Con la voz aún quebrada por el trauma y las lesiones físicas, Peñaranda describió el pánico colectivo que se apoderó de los 128 ocupantes momentos antes del impacto:

"Ellos no nos dijeron nada... Cuando caímos había unos que lloraban, unos que gritaban: '¡No me dejen morir!'. Pero, la verdad, es que no podíamos hacer nada.
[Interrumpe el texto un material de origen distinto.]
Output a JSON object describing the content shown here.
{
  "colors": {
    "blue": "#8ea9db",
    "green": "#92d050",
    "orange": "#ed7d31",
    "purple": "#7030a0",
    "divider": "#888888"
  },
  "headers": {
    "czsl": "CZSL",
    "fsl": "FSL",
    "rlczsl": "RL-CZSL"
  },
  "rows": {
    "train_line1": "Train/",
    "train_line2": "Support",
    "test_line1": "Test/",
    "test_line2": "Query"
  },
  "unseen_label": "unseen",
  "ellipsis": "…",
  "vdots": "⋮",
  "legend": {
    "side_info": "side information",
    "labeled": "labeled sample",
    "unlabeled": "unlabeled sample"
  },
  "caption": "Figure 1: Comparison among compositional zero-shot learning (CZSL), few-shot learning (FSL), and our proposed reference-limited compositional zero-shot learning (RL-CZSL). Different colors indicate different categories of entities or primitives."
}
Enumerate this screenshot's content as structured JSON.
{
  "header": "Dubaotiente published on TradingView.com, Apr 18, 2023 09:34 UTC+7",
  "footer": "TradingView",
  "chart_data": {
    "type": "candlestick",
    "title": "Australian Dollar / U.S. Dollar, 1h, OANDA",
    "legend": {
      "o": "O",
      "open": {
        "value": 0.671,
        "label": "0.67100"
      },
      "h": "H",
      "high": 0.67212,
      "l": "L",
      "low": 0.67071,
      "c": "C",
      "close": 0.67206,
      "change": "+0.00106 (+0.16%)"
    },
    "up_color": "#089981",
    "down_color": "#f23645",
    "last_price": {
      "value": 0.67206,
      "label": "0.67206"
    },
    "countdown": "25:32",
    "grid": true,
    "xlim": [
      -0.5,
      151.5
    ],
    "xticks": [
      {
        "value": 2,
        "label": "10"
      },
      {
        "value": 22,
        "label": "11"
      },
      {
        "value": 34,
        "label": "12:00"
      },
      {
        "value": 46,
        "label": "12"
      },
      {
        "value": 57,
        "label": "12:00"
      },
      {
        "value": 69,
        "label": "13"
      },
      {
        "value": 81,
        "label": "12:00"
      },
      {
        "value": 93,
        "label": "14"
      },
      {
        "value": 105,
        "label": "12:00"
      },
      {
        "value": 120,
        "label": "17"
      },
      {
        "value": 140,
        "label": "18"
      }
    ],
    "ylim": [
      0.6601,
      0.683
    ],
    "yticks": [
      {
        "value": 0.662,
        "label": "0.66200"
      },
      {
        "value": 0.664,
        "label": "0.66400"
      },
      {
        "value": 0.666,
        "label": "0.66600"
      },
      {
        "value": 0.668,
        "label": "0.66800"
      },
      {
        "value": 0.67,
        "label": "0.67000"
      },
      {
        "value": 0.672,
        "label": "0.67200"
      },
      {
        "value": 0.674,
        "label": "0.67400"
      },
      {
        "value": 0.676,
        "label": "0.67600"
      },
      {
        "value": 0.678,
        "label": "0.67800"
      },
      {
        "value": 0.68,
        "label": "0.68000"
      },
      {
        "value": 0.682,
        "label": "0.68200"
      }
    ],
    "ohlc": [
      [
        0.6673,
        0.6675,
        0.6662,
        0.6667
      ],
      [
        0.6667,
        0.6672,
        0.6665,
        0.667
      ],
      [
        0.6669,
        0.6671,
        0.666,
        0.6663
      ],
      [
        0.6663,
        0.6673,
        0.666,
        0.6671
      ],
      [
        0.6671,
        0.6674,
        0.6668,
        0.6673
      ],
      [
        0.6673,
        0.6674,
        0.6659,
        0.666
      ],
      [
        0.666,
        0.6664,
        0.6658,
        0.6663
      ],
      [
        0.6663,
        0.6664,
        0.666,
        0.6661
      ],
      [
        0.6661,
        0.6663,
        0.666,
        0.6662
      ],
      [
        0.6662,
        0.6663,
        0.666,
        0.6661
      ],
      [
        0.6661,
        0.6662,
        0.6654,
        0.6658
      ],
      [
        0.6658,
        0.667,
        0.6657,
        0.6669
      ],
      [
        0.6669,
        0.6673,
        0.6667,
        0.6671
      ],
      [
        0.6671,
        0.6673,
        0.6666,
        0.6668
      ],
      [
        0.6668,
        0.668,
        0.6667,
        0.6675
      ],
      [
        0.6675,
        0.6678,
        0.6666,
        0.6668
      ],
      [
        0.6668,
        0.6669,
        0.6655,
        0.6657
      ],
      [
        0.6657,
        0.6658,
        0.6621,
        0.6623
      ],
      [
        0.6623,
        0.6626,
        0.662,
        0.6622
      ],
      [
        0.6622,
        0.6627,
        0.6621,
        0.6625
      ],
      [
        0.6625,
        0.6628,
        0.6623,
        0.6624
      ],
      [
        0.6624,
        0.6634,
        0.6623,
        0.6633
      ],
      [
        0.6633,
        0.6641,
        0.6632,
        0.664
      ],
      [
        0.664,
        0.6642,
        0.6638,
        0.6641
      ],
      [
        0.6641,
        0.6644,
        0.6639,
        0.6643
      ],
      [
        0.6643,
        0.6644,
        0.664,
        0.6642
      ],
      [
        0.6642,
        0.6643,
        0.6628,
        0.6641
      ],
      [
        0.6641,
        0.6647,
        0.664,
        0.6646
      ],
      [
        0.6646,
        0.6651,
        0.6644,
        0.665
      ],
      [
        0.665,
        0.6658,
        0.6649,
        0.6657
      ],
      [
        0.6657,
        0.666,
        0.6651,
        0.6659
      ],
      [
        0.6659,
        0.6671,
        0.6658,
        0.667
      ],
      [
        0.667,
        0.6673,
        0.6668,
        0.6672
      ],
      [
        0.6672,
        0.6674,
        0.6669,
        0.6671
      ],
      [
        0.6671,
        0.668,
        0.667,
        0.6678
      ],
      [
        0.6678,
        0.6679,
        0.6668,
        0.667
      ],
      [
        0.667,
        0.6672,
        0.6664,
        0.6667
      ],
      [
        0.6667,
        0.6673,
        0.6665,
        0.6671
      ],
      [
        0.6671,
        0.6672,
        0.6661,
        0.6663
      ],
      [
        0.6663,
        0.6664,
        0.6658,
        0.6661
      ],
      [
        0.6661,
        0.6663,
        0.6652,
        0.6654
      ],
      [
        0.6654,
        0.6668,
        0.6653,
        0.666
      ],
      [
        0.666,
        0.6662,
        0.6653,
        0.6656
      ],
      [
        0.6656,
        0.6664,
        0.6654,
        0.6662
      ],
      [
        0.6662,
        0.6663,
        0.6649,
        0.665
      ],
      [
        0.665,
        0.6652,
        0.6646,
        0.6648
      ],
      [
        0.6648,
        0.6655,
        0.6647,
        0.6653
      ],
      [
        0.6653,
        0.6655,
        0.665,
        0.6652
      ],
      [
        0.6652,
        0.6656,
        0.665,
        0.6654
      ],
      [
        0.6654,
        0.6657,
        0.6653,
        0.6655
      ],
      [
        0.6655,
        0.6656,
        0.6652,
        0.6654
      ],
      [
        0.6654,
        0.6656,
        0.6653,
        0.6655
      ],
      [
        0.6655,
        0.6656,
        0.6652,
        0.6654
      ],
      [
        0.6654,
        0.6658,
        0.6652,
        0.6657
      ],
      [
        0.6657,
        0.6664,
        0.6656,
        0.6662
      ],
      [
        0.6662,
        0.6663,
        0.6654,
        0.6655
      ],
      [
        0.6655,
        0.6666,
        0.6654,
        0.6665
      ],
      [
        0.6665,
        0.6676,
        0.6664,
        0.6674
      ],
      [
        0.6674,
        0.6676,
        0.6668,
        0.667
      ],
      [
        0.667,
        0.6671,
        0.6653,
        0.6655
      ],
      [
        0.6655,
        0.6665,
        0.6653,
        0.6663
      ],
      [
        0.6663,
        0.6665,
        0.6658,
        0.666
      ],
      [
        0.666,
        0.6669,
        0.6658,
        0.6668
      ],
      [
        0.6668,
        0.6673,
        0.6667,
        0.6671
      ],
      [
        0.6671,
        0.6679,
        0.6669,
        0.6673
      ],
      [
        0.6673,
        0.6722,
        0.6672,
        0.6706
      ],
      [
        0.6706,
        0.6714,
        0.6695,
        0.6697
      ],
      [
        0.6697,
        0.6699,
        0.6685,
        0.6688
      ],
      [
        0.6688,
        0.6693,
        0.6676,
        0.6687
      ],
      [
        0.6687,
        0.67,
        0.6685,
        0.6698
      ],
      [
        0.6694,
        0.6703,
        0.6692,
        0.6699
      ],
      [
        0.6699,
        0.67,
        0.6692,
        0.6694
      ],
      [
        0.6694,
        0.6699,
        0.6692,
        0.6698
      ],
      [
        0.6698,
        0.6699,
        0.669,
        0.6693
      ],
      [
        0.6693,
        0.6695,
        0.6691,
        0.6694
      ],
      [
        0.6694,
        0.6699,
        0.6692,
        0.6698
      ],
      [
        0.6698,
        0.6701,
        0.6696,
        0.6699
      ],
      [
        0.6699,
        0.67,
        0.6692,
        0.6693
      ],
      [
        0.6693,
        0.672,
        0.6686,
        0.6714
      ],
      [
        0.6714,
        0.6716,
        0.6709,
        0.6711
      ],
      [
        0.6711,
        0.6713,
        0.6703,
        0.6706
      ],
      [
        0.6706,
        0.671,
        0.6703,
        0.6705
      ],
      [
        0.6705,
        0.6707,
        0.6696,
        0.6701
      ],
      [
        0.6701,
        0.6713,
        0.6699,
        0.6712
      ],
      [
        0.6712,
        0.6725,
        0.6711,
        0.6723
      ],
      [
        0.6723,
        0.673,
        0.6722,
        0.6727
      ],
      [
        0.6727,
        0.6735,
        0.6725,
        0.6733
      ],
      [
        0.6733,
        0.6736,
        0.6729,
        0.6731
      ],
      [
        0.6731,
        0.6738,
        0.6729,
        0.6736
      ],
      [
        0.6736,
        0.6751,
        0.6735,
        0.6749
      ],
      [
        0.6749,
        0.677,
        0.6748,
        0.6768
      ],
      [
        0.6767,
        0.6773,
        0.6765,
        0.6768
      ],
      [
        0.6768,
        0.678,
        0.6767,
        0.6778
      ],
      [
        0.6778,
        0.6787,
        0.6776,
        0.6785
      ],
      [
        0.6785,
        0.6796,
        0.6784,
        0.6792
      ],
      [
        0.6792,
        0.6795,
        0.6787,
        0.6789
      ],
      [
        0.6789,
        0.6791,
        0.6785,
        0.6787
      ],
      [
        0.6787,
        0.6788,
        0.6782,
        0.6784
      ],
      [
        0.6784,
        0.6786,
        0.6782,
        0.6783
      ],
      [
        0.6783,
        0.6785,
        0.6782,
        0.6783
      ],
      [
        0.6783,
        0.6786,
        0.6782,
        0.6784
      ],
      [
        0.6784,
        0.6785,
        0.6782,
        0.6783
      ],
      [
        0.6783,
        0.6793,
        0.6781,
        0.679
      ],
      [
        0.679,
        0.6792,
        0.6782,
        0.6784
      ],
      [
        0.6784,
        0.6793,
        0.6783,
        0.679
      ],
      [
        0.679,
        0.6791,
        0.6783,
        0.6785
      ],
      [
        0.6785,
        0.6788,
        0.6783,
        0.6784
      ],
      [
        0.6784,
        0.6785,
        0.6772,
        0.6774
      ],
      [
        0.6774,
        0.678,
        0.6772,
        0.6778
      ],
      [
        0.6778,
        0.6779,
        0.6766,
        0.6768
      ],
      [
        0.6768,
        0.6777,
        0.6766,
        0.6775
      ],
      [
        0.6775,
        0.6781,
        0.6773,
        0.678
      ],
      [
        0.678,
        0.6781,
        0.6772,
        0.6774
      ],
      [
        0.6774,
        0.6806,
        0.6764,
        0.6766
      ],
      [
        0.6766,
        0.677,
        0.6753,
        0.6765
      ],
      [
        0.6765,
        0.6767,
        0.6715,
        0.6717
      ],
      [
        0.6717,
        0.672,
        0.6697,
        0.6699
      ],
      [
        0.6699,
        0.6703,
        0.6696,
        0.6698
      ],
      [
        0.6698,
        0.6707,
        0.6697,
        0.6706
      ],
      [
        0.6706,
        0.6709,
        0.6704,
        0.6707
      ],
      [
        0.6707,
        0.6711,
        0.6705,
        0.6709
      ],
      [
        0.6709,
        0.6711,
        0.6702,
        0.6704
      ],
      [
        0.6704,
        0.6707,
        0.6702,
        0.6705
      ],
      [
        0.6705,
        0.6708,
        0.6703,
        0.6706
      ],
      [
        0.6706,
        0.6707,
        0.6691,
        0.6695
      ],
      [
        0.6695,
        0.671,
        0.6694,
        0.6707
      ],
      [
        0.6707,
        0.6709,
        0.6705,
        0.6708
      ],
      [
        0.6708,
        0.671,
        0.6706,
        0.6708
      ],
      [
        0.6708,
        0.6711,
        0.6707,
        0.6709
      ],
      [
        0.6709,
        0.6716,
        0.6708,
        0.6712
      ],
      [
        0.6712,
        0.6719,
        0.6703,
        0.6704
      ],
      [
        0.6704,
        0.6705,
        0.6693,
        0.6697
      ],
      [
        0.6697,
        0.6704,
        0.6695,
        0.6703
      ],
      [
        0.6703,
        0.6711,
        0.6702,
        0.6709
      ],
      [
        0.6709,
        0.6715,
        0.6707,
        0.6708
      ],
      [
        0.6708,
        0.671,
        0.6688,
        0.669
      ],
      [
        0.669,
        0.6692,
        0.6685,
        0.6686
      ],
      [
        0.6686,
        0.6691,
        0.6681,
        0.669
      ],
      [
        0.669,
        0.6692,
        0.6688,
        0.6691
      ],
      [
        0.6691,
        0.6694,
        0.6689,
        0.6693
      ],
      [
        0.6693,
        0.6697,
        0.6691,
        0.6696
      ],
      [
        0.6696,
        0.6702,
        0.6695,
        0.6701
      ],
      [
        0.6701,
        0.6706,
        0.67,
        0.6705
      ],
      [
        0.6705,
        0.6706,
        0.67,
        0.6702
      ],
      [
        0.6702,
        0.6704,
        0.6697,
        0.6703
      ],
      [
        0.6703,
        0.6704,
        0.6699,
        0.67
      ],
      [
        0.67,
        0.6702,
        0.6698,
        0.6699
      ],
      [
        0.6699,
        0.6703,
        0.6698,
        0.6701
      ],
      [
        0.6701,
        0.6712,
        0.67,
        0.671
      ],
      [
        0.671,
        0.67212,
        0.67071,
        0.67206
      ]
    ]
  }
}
Los que se salvaron hicieron lo que pudieron".

El soldado enfatizó la sensación de impotencia que reinaba en el interior del Hércules C-130 mientras se aproximaba al suelo, con pasajeros conscientes de la inminente tragedia pero sin posibilidad de evitarla.

La operación de rescate y un agradecimiento especial

De las personas que lograron ser rescatadas con vida por organismos de socorro y habitantes de la zona, todas fueron trasladadas inicialmente al Hospital Magallanes y al Dispensario Naval de Puerto Asís, antes de que los casos más graves, como el de Peñaranda, fueran enviados a Bogotá.

Desde su habitación hospitalaria, el soldado envió un emotivo mensaje a los civiles que participaron en las labores de rescate: "Le digo a la población civil que muchas gracias, muchas gracias por meter la mano ahí. Se merecen mucho. Esos civiles se merecen mucho".

Mirando hacia adelante tras la tragedia

A pesar del dolor físico y emocional, Peñaranda manifestó optimismo sobre su futuro: "Le doy gracias a Dios que hoy en día estoy acá. Sé que Dios tiene grandes propósitos para mí... extraño mucho a mi familia".

Mientras las autoridades continúan investigando las causas exactas del siniestro aéreo, considerado uno de los más graves en la historia reciente de las Fuerzas Militares colombianas, los sobrevivientes enfrentan el largo proceso de recuperación física y psicológica.

El Ministerio de Defensa ha confirmado que los 23 heridos trasladados al Hospital Militar Central reciben atención médica especializada, aunque no todos han podido ofrecer declaraciones debido a la gravedad de sus condiciones.